A failure to detect a fire can have disastrous consequences, but false detections can also create problems. If the only action taken by the fire detector is to sound an alarm, a false alarm is mostly just a nuisance, but it also diminishes trust in the system. But what if the false alarm turns on the sprinkler system and notifies the fire department? Here the cost can be enormous, especially if the water damages valuable objects. If a smart home misreads the intentions of its occupants, the costs of misses and false alarms are usually small. If the music system suddenly comes on because the house thinks the resident would
like to hear music, it is annoying but not dangerous. If the system diligently turns up the heat every morning, even though the inhabitants are away on vacation, there are no serious consequences. In an automobile, however, if the driver relies on the car to slow up every time it gets too close to the car in front, a miss can be life threatening. And a false alarm, where the car veers because it thinks the driver is wandering out of his lane or brakes because it incorrectly thinks something is in front of it, can be life threatening if nearby vehicles are surprised by the action and fail to respond quickly enough.

Whether false alarms are dangerous or simply annoying, they diminish trust. After a few false alarms, the alarm system will be disregarded. Then, if there is a real fire, the inhabitants are apt to ignore the warning as “just another false alarm.” Trust develops over time and is based on experience, along with continual reliable interaction.
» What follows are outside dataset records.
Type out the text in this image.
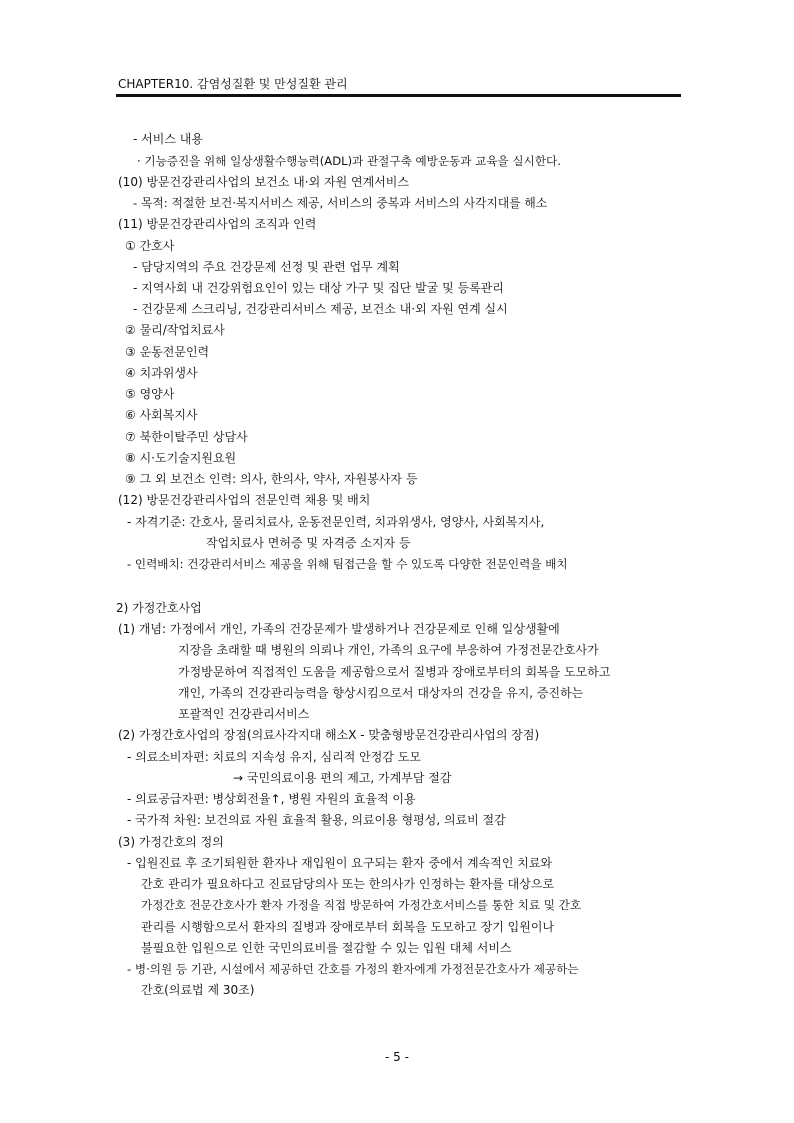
CHAPTER10. 감염성질환 및 만성질환 관리
- 서비스 내용
· 기능증진을 위해 일상생활수행능력(ADL)과 관절구축 예방운동과 교육을 실시한다.
(10) 방문건강관리사업의 보건소 내·외 자원 연계서비스
- 목적: 적절한 보건·복지서비스 제공, 서비스의 중복과 서비스의 사각지대를 해소
(11) 방문건강관리사업의 조직과 인력
① 간호사
- 담당지역의 주요 건강문제 선정 및 관련 업무 계획
- 지역사회 내 건강위험요인이 있는 대상 가구 및 집단 발굴 및 등록관리
- 건강문제 스크리닝, 건강관리서비스 제공, 보건소 내·외 자원 연계 실시
② 물리/작업치료사
③ 운동전문인력
④ 치과위생사
⑤ 영양사
⑥ 사회복지사
⑦ 북한이탈주민 상담사
⑧ 시·도기술지원요원
⑨ 그 외 보건소 인력: 의사, 한의사, 약사, 자원봉사자 등
(12) 방문건강관리사업의 전문인력 채용 및 배치
- 자격기준: 간호사, 물리치료사, 운동전문인력, 치과위생사, 영양사, 사회복지사,
작업치료사 면허증 및 자격증 소지자 등
- 인력배치: 건강관리서비스 제공을 위해 팀접근을 할 수 있도록 다양한 전문인력을 배치
2) 가정간호사업
(1) 개념: 가정에서 개인, 가족의 건강문제가 발생하거나 건강문제로 인해 일상생활에
지장을 초래할 때 병원의 의뢰나 개인, 가족의 요구에 부응하여 가정전문간호사가
가정방문하여 직접적인 도움을 제공함으로서 질병과 장애로부터의 회복을 도모하고
개인, 가족의 건강관리능력을 향상시킴으로서 대상자의 건강을 유지, 증진하는
포괄적인 건강관리서비스
(2) 가정간호사업의 장점(의료사각지대 해소X - 맞춤형방문건강관리사업의 장점)
- 의료소비자편: 치료의 지속성 유지, 심리적 안정감 도모
→ 국민의료이용 편의 제고, 가계부담 절감
- 의료공급자편: 병상회전율↑, 병원 자원의 효율적 이용
- 국가적 차원: 보건의료 자원 효율적 활용, 의료이용 형평성, 의료비 절감
(3) 가정간호의 정의
- 입원진료 후 조기퇴원한 환자나 재입원이 요구되는 환자 중에서 계속적인 치료와
간호 관리가 필요하다고 진료담당의사 또는 한의사가 인정하는 환자를 대상으로
가정간호 전문간호사가 환자 가정을 직접 방문하여 가정간호서비스를 통한 치료 및 간호
관리를 시행함으로서 환자의 질병과 장애로부터 회복을 도모하고 장기 입원이나
불필요한 입원으로 인한 국민의료비를 절감할 수 있는 입원 대체 서비스
- 병·의원 등 기관, 시설에서 제공하던 간호를 가정의 환자에게 가정전문간호사가 제공하는
간호(의료법 제 30조)
- 5 -
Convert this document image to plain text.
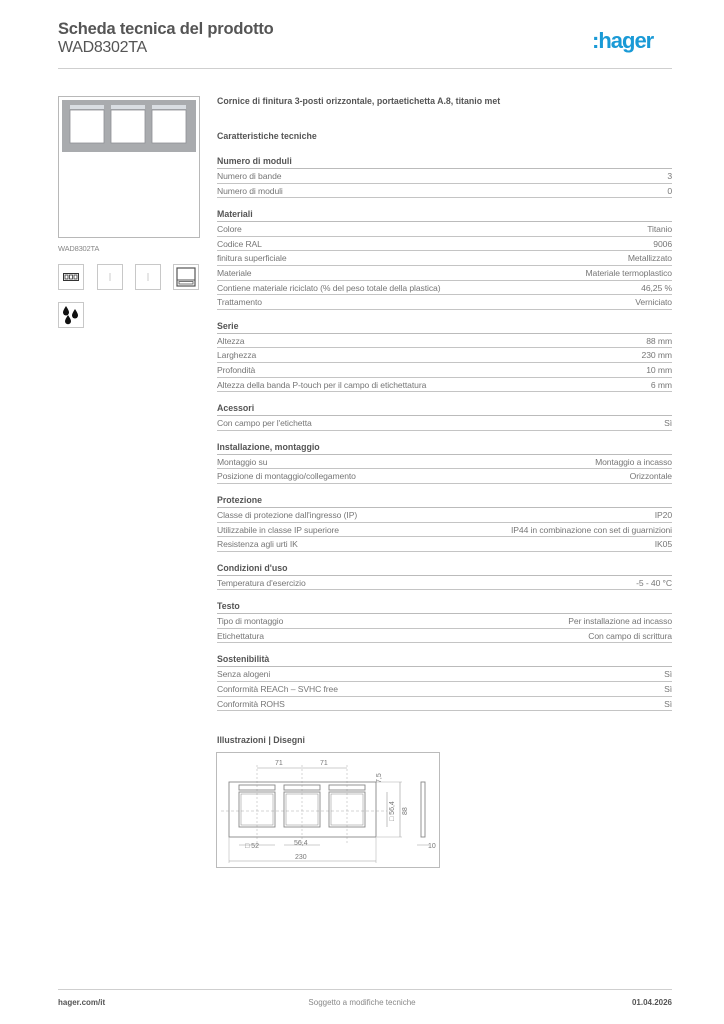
Scheda tecnica del prodotto
WAD8302TA	:hager
WAD8302TA
Cornice di finitura 3-posti orizzontale, portaetichetta A.8, titanio met
Caratteristiche tecniche
Numero di moduli
Numero di bande	3
Numero di moduli	0
Materiali
Colore	Titanio
Codice RAL	9006
finitura superficiale	Metallizzato
Materiale	Materiale termoplastico
Contiene materiale riciclato (% del peso totale della plastica)	46,25 %
Trattamento	Verniciato
Serie
Altezza	88 mm
Larghezza	230 mm
Profondità	10 mm
Altezza della banda P-touch per il campo di etichettatura	6 mm
Acessori
Con campo per l'etichetta	Sì
Installazione, montaggio
Montaggio su	Montaggio a incasso
Posizione di montaggio/collegamento	Orizzontale
Protezione
Classe di protezione dall'ingresso (IP)	IP20
Utilizzabile in classe IP superiore	IP44 in combinazione con set di guarnizioni
Resistenza agli urti IK	IK05
Condizioni d'uso
Temperatura d'esercizio	-5 - 40 °C
Testo
Tipo di montaggio	Per installazione ad incasso
Etichettatura	Con campo di scrittura
Sostenibilità
Senza alogeni	Sì
Conformità REACh – SVHC free	Sì
Conformità ROHS	Sì
Illustrazioni | Disegni
71	71
□ 56,4
7,5
88
10
□ 52	56,4
230
hager.com/it	Soggetto a modifiche tecniche	01.04.2026
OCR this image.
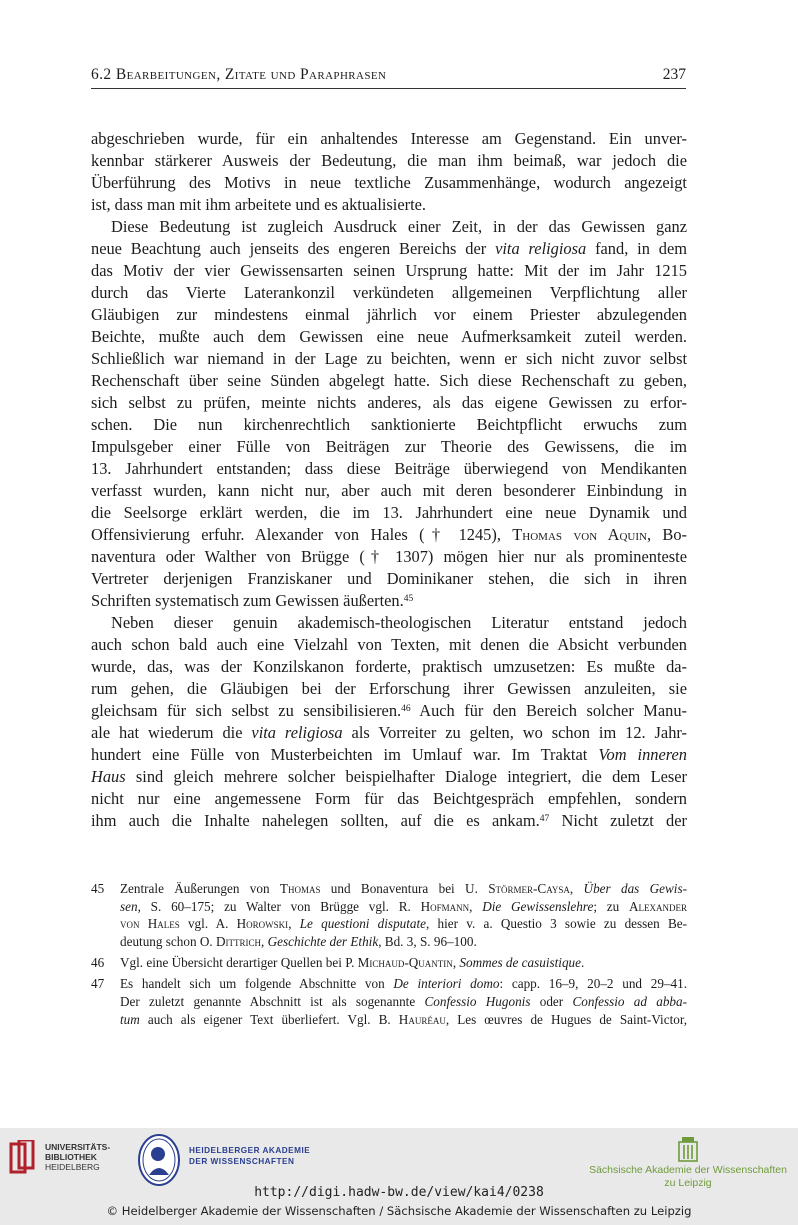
6.2 Bearbeitungen, Zitate und Paraphrasen	237
abgeschrieben wurde, für ein anhaltendes Interesse am Gegenstand. Ein unver-
kennbar stärkerer Ausweis der Bedeutung, die man ihm beimaß, war jedoch die
Überführung des Motivs in neue textliche Zusammenhänge, wodurch angezeigt
ist, dass man mit ihm arbeitete und es aktualisierte.
Diese Bedeutung ist zugleich Ausdruck einer Zeit, in der das Gewissen ganz
neue Beachtung auch jenseits des engeren Bereichs der vita religiosa fand, in dem
das Motiv der vier Gewissensarten seinen Ursprung hatte: Mit der im Jahr 1215
durch das Vierte Laterankonzil verkündeten allgemeinen Verpflichtung aller
Gläubigen zur mindestens einmal jährlich vor einem Priester abzulegenden
Beichte, mußte auch dem Gewissen eine neue Aufmerksamkeit zuteil werden.
Schließlich war niemand in der Lage zu beichten, wenn er sich nicht zuvor selbst
Rechenschaft über seine Sünden abgelegt hatte. Sich diese Rechenschaft zu geben,
sich selbst zu prüfen, meinte nichts anderes, als das eigene Gewissen zu erfor-
schen. Die nun kirchenrechtlich sanktionierte Beichtpflicht erwuchs zum
Impulsgeber einer Fülle von Beiträgen zur Theorie des Gewissens, die im
13. Jahrhundert entstanden; dass diese Beiträge überwiegend von Mendikanten
verfasst wurden, kann nicht nur, aber auch mit deren besonderer Einbindung in
die Seelsorge erklärt werden, die im 13. Jahrhundert eine neue Dynamik und
Offensivierung erfuhr. Alexander von Hales († 1245), Thomas von Aquin, Bo-
naventura oder Walther von Brügge († 1307) mögen hier nur als prominenteste
Vertreter derjenigen Franziskaner und Dominikaner stehen, die sich in ihren
Schriften systematisch zum Gewissen äußerten.$^{45}$
Neben dieser genuin akademisch-theologischen Literatur entstand jedoch
auch schon bald auch eine Vielzahl von Texten, mit denen die Absicht verbunden
wurde, das, was der Konzilskanon forderte, praktisch umzusetzen: Es mußte da-
rum gehen, die Gläubigen bei der Erforschung ihrer Gewissen anzuleiten, sie
gleichsam für sich selbst zu sensibilisieren.$^{46}$ Auch für den Bereich solcher Manu-
ale hat wiederum die vita religiosa als Vorreiter zu gelten, wo schon im 12. Jahr-
hundert eine Fülle von Musterbeichten im Umlauf war. Im Traktat Vom inneren
Haus sind gleich mehrere solcher beispielhafter Dialoge integriert, die dem Leser
nicht nur eine angemessene Form für das Beichtgespräch empfehlen, sondern
ihm auch die Inhalte nahelegen sollten, auf die es ankam.$^{47}$ Nicht zuletzt der
45 Zentrale Äußerungen von Thomas und Bonaventura bei U. Störmer-Caysa, Über das Gewis-
sen, S. 60–175; zu Walter von Brügge vgl. R. Hofmann, Die Gewissenslehre; zu Alexander
von Hales vgl. A. Horowski, Le questioni disputate, hier v. a. Questio 3 sowie zu dessen Be-
deutung schon O. Dittrich, Geschichte der Ethik, Bd. 3, S. 96–100.
46 Vgl. eine Übersicht derartiger Quellen bei P. Michaud-Quantin, Sommes de casuistique.
47 Es handelt sich um folgende Abschnitte von De interiori domo: capp. 16–9, 20–2 und 29–41.
Der zuletzt genannte Abschnitt ist als sogenannte Confessio Hugonis oder Confessio ad abba-
tum auch als eigener Text überliefert. Vgl. B. Hauréau, Les œuvres de Hugues de Saint-Victor,
UNIVERSITÄTS-
BIBLIOTHEK
HEIDELBERG
HEIDELBERGER AKADEMIE
DER WISSENSCHAFTEN
Sächsische Akademie der Wissenschaften
zu Leipzig
http://digi.hadw-bw.de/view/kai4/0238
© Heidelberger Akademie der Wissenschaften / Sächsische Akademie der Wissenschaften zu Leipzig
The Mozer home system works for its owner because he is also the scientist who built it, so he is more forgiving of problems. Because he is a research scientist and an expert on neural networks, his home serves as a research laboratory. It is a wonderful experiment and would be great fun to visit, but I don't think I would want to live there.

In sharp contrast to the fully automated home that tries to do things automatically, a group of researchers at Microsoft Research Cambridge (England) designs homes with devices that augment human intelligence. Consider the problem of coordinating the activities of a home's inhabitants—say, a family with two working adults and two teenagers. This presents a daunting
problem. The technologist's traditional approach in dealing with multiple agendas is to imagine intelligent calendars. For example, the home could match up the schedules of every house member to determine when meals should be scheduled and who should drive others to and from their activities. Just imagine your home continually communicating with you—emailing, instant messaging, text messaging, or even telephoning—reminding you of your appointments, when you need to be home for dinner, when to pick up other family members, or even when to stop at the market on the way home.